Tue/Thu, 12:30 - 13:45

Instructor: Yongdai Kim (ydkim903@snu.ac.kr)

Summary

This subject covers the principles of various methodologies used in statistical learning. It mainly covers supervised learning methodologies, and unsupervised learning methodologies if time permits. Topics cover linear models, shrinkage, decision trees and ensembles, SVM and RKHS, empirical risk minimization, deep learning, and etc. An undergraduate-level of mathematical statistics and knowledge of regression analysis and machine learning algorithm programs are required.

Goal

This course teaches principles and methodologies of learning for data analytics which is a core technology to extract useful information from data. Various data analytic methodologies used in data mining, machine learning and deep learning are summarized, and background principles and theories governing these methodologies are studied.

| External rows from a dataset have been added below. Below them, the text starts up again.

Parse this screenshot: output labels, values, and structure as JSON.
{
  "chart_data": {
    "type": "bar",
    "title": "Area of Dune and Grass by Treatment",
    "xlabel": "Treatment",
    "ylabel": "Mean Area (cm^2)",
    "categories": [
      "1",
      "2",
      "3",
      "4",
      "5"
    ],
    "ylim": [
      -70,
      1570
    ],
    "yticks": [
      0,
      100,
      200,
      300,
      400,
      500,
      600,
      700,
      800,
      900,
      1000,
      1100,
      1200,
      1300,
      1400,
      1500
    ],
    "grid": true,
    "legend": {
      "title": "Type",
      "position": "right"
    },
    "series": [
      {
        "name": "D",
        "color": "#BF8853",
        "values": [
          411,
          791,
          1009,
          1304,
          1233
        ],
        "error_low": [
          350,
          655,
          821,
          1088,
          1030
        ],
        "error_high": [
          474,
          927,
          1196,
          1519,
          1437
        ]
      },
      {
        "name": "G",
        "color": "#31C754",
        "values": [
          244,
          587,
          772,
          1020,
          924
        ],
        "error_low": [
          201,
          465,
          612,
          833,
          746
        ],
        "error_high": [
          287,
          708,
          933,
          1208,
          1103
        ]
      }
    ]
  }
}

Topics including likelihood principle, estimation of probability density, non-parametric regression, classification and decision theory, shrinkage and regularization, sparse learning, decision trees and ensembles, SVM and deep learning are covered and related theories including concentration of measure and minimax optimality are treated.

Content

1. Introduction to statistical learning

2. Linear classifier

3. Shrinkage estimator

4. Model assessment and selection

5. Basis expansion and Kernel methods

6. Model assessment

7. Ensemble

8. Midterm Exam

9 Function estimation on high dimensions

10. Support Vector Machine (SVM)

11. Empirical risk minimization

12. Kernel machines

13. Deep learning: Introduction

14. Deep learning: Theories

15. Final Exam

Grading Policy

  • · Attendance: 10%

  • · Assignment: 20%

  • · Midterm Exam: 30%

  • · Final Exam: 40%

Prerequisite

Mathematical Statistics, Undergraduate level of Statistical Knowledge (e.g. Regression Analysis), Machine Learning Programs

Note

  • · There is no practice in this subject, but data analysis is in the homework assignments.
  • · Students have to learn the computing programs used in the course on their own.